As ZDNet reported, hackers have been selling over 85,000 databases on the dark web for around $500 worth of Bitcoin for each. These are identified to be most of MySQL databases, and complaints from owners have increased throughout the year. The campaign has been around the start of 2020, with the process made automated.
Automation of Stealing and Selling Databases
A database selling campaign is reportedly active since the start of this year, where the hackers are stealing MySQL databases and leaving ransom notes to be contacted for settlement.

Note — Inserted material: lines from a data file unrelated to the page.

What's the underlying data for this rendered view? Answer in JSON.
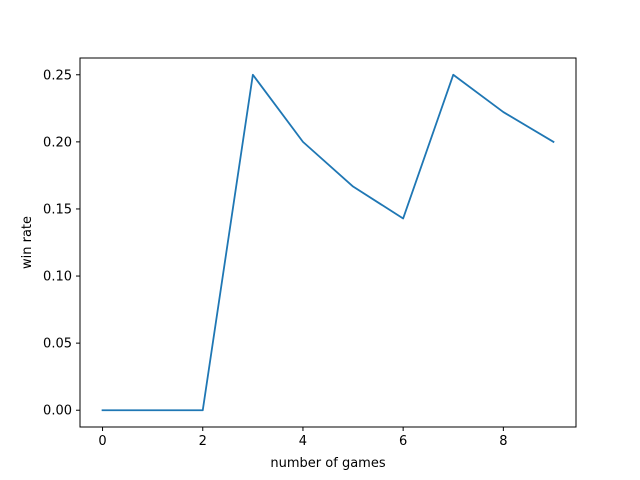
{
  "chart_data": {
    "type": "line",
    "title": "",
    "xlabel": "number of games",
    "ylabel": "win rate",
    "xlim": [
      -0.45,
      9.45
    ],
    "ylim": [
      -0.0125,
      0.2625
    ],
    "xticks": [
      0,
      2,
      4,
      6,
      8
    ],
    "yticks": [
      0.0,
      0.05,
      0.1,
      0.15,
      0.2,
      0.25
    ],
    "xtick_labels": [
      "0",
      "2",
      "4",
      "6",
      "8"
    ],
    "ytick_labels": [
      "0.00",
      "0.05",
      "0.10",
      "0.15",
      "0.20",
      "0.25"
    ],
    "grid": false,
    "legend": "none",
    "series": [
      {
        "color": "#1f77b4",
        "x": [
          0,
          1,
          2,
          3,
          4,
          5,
          6,
          7,
          8,
          9
        ],
        "y": [
          0.0,
          0.0,
          0.0,
          0.25,
          0.2,
          0.1667,
          0.1429,
          0.25,
          0.2222,
          0.2
        ]
      }
    ]
  }
}
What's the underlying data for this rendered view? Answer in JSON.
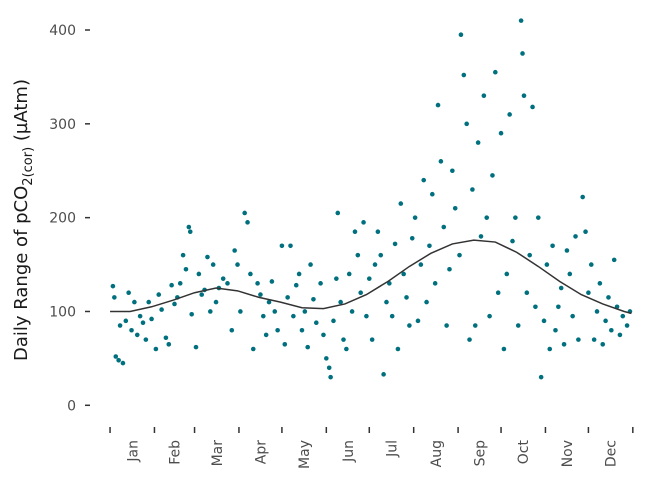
{
  "chart_data": {
    "type": "scatter",
    "ylabel": {
      "text": "Daily Range of pCO",
      "subscript": "2(cor)",
      "suffix": " (µAtm)"
    },
    "categories": [
      "Jan",
      "Feb",
      "Mar",
      "Apr",
      "May",
      "Jun",
      "Jul",
      "Aug",
      "Sep",
      "Oct",
      "Nov",
      "Dec"
    ],
    "xlim": [
      -13,
      378
    ],
    "xticks": [
      1,
      32,
      60,
      91,
      121,
      152,
      182,
      213,
      244,
      274,
      305,
      335,
      366
    ],
    "ylim": [
      -21,
      416
    ],
    "yticks": [
      0,
      100,
      200,
      300,
      400
    ],
    "series": [
      {
        "color": "#00707f",
        "x": [
          3,
          4,
          5,
          7,
          8,
          10,
          12,
          14,
          16,
          18,
          20,
          22,
          24,
          26,
          28,
          30,
          33,
          35,
          37,
          40,
          42,
          44,
          46,
          48,
          50,
          52,
          54,
          56,
          57,
          58,
          61,
          63,
          65,
          67,
          69,
          71,
          73,
          75,
          77,
          80,
          83,
          86,
          88,
          90,
          92,
          95,
          97,
          99,
          101,
          104,
          106,
          108,
          110,
          112,
          114,
          116,
          118,
          121,
          123,
          125,
          127,
          129,
          131,
          133,
          135,
          137,
          139,
          141,
          143,
          145,
          148,
          150,
          152,
          154,
          155,
          157,
          159,
          160,
          162,
          164,
          166,
          168,
          170,
          172,
          174,
          176,
          178,
          180,
          182,
          184,
          186,
          188,
          190,
          192,
          194,
          196,
          198,
          200,
          202,
          204,
          206,
          208,
          210,
          212,
          214,
          216,
          218,
          220,
          222,
          224,
          226,
          228,
          230,
          232,
          234,
          236,
          238,
          240,
          242,
          245,
          246,
          248,
          250,
          252,
          254,
          256,
          258,
          260,
          262,
          264,
          266,
          268,
          270,
          272,
          274,
          276,
          278,
          280,
          282,
          284,
          286,
          288,
          289,
          290,
          292,
          294,
          296,
          298,
          300,
          302,
          304,
          306,
          308,
          310,
          312,
          314,
          316,
          318,
          320,
          322,
          324,
          326,
          328,
          331,
          333,
          335,
          337,
          339,
          341,
          343,
          345,
          347,
          349,
          351,
          353,
          355,
          357,
          359,
          362,
          364
        ],
        "values": [
          127,
          115,
          52,
          48,
          85,
          45,
          90,
          120,
          80,
          110,
          75,
          95,
          88,
          70,
          110,
          92,
          60,
          118,
          102,
          72,
          65,
          128,
          108,
          115,
          130,
          160,
          145,
          190,
          185,
          97,
          62,
          140,
          118,
          123,
          158,
          100,
          150,
          110,
          125,
          135,
          130,
          80,
          165,
          150,
          100,
          205,
          195,
          140,
          60,
          130,
          118,
          95,
          75,
          110,
          132,
          100,
          80,
          170,
          65,
          115,
          170,
          95,
          128,
          140,
          80,
          100,
          62,
          150,
          113,
          88,
          130,
          75,
          50,
          40,
          30,
          90,
          135,
          205,
          110,
          70,
          60,
          140,
          100,
          185,
          160,
          120,
          195,
          95,
          135,
          70,
          150,
          185,
          160,
          33,
          110,
          130,
          95,
          172,
          60,
          215,
          140,
          115,
          85,
          178,
          200,
          90,
          150,
          240,
          110,
          170,
          225,
          130,
          320,
          260,
          190,
          85,
          145,
          250,
          210,
          160,
          395,
          352,
          300,
          70,
          230,
          85,
          280,
          180,
          330,
          200,
          95,
          245,
          355,
          120,
          290,
          60,
          140,
          310,
          175,
          200,
          85,
          410,
          375,
          330,
          120,
          160,
          318,
          105,
          200,
          30,
          90,
          150,
          60,
          170,
          80,
          105,
          125,
          65,
          165,
          140,
          95,
          180,
          70,
          222,
          185,
          120,
          150,
          70,
          100,
          130,
          65,
          90,
          115,
          80,
          155,
          105,
          75,
          95,
          85,
          100
        ]
      },
      {
        "type": "line",
        "color": "#333333",
        "x": [
          1,
          15,
          30,
          45,
          60,
          75,
          90,
          105,
          120,
          135,
          150,
          165,
          180,
          195,
          210,
          225,
          240,
          255,
          270,
          285,
          300,
          315,
          330,
          345,
          360,
          365
        ],
        "values": [
          100,
          100,
          105,
          112,
          120,
          125,
          122,
          115,
          110,
          104,
          103,
          108,
          118,
          132,
          148,
          162,
          172,
          176,
          174,
          163,
          148,
          132,
          118,
          108,
          100,
          98
        ]
      }
    ]
  }
}
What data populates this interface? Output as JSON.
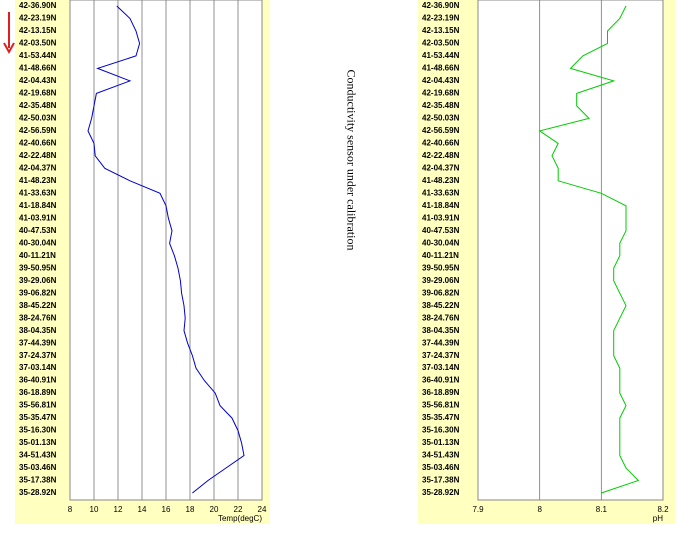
{
  "annotation": "Conductivity sensor under calibration",
  "chart_data": [
    {
      "type": "line",
      "orientation": "horizontal",
      "xlabel": "Temp(degC)",
      "color": "#0000cc",
      "grid": true,
      "categories": [
        "42-36.90N",
        "42-23.19N",
        "42-13.15N",
        "42-03.50N",
        "41-53.44N",
        "41-48.66N",
        "42-04.43N",
        "42-19.68N",
        "42-35.48N",
        "42-50.03N",
        "42-56.59N",
        "42-40.66N",
        "42-22.48N",
        "42-04.37N",
        "41-48.23N",
        "41-33.63N",
        "41-18.84N",
        "41-03.91N",
        "40-47.53N",
        "40-30.04N",
        "40-11.21N",
        "39-50.95N",
        "39-29.06N",
        "39-06.82N",
        "38-45.22N",
        "38-24.76N",
        "38-04.35N",
        "37-44.39N",
        "37-24.37N",
        "37-03.14N",
        "36-40.91N",
        "36-18.89N",
        "35-56.81N",
        "35-35.47N",
        "35-16.30N",
        "35-01.13N",
        "34-51.43N",
        "35-03.46N",
        "35-17.38N",
        "35-28.92N"
      ],
      "values": [
        11.9,
        13,
        13.5,
        13.8,
        13.5,
        10.3,
        13,
        10.2,
        10,
        9.8,
        9.5,
        10,
        10.1,
        10.9,
        13,
        15.5,
        16,
        16.2,
        16.5,
        16.3,
        16.7,
        17,
        17.2,
        17.3,
        17.5,
        17.6,
        17.5,
        17.8,
        18.2,
        18.5,
        19.2,
        20.1,
        20.5,
        21.5,
        22,
        22.3,
        22.5,
        21,
        19.5,
        18.2
      ],
      "xlim": [
        8,
        24
      ],
      "xticks": [
        8,
        10,
        12,
        14,
        16,
        18,
        20,
        22,
        24
      ]
    },
    {
      "type": "line",
      "orientation": "horizontal",
      "xlabel": "pH",
      "color": "#00cc00",
      "grid": true,
      "categories": [
        "42-36.90N",
        "42-23.19N",
        "42-13.15N",
        "42-03.50N",
        "41-53.44N",
        "41-48.66N",
        "42-04.43N",
        "42-19.68N",
        "42-35.48N",
        "42-50.03N",
        "42-56.59N",
        "42-40.66N",
        "42-22.48N",
        "42-04.37N",
        "41-48.23N",
        "41-33.63N",
        "41-18.84N",
        "41-03.91N",
        "40-47.53N",
        "40-30.04N",
        "40-11.21N",
        "39-50.95N",
        "39-29.06N",
        "39-06.82N",
        "38-45.22N",
        "38-24.76N",
        "38-04.35N",
        "37-44.39N",
        "37-24.37N",
        "37-03.14N",
        "36-40.91N",
        "36-18.89N",
        "35-56.81N",
        "35-35.47N",
        "35-16.30N",
        "35-01.13N",
        "34-51.43N",
        "35-03.46N",
        "35-17.38N",
        "35-28.92N"
      ],
      "values": [
        8.14,
        8.13,
        8.11,
        8.11,
        8.07,
        8.05,
        8.12,
        8.06,
        8.06,
        8.08,
        8.0,
        8.03,
        8.02,
        8.03,
        8.03,
        8.1,
        8.14,
        8.14,
        8.14,
        8.13,
        8.13,
        8.12,
        8.12,
        8.13,
        8.14,
        8.13,
        8.12,
        8.12,
        8.12,
        8.13,
        8.13,
        8.13,
        8.14,
        8.13,
        8.13,
        8.13,
        8.13,
        8.14,
        8.16,
        8.1
      ],
      "xlim": [
        7.9,
        8.2
      ],
      "xticks": [
        7.9,
        8,
        8.1,
        8.2
      ]
    }
  ]
}
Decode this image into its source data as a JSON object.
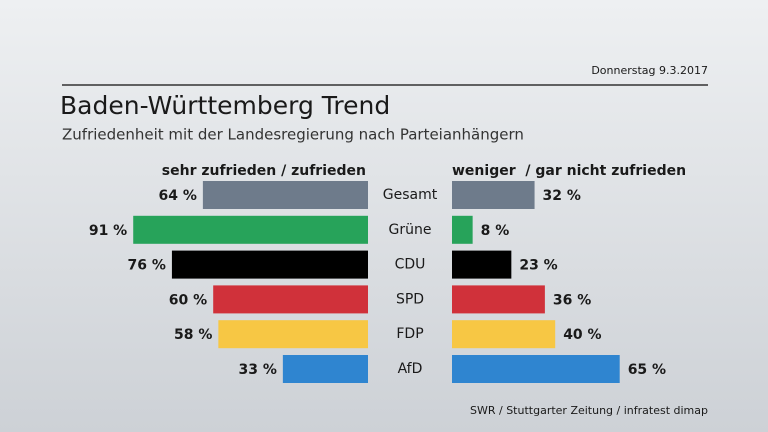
{
  "date": "Donnerstag 9.3.2017",
  "source": "SWR / Stuttgarter Zeitung / infratest dimap",
  "chart_data": {
    "type": "bar",
    "title": "Baden-Württemberg Trend",
    "subtitle": "Zufriedenheit mit der Landesregierung nach Parteianhängern",
    "categories": [
      "Gesamt",
      "Grüne",
      "CDU",
      "SPD",
      "FDP",
      "AfD"
    ],
    "colors": [
      "#6e7b8b",
      "#27a35a",
      "#000000",
      "#d0313a",
      "#f7c744",
      "#2f85d0"
    ],
    "series": [
      {
        "name": "sehr zufrieden / zufrieden",
        "values": [
          64,
          91,
          76,
          60,
          58,
          33
        ],
        "value_labels": [
          "64 %",
          "91 %",
          "76 %",
          "60 %",
          "58 %",
          "33 %"
        ]
      },
      {
        "name": "weniger  / gar nicht zufrieden",
        "values": [
          32,
          8,
          23,
          36,
          40,
          65
        ],
        "value_labels": [
          "32 %",
          "8 %",
          "23 %",
          "36 %",
          "40 %",
          "65 %"
        ]
      }
    ]
  }
}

It’s said, while initial incidents have ransom notes left inside the servers to be contacted for customized pricing, later it was automated.
Initially, hackers have mentioned two surface-web websites (1, 2) for visiting and retaining their databases but later moved onto an onion address, which is being mentioned in their ransom notes along with assigning them a unique ID.
Visiting the specified onion address will take them to a page, where they’ll be asked to enter their unique ID to check whether any of their databases were stolen and listed. If available, they’ll be asked to pay the specified amount in a given time limit to retain it, and also to pull down from auction.
This is basically a 9-day period, and if the owner fails to pay the ransom (around $500 worth of Bitcoin for each database), hackers then set it up for sale via auction. Owners then need to be purchasing their database as any other bidder in the auction.
The defines the hackers haven’t been checking the databases manually to give them a custom price and have automated this process of stealing and selling them through their site. As ZDNet checked, most of the databases were MySQL based, and some belong to PostgreSQL and MSSQL.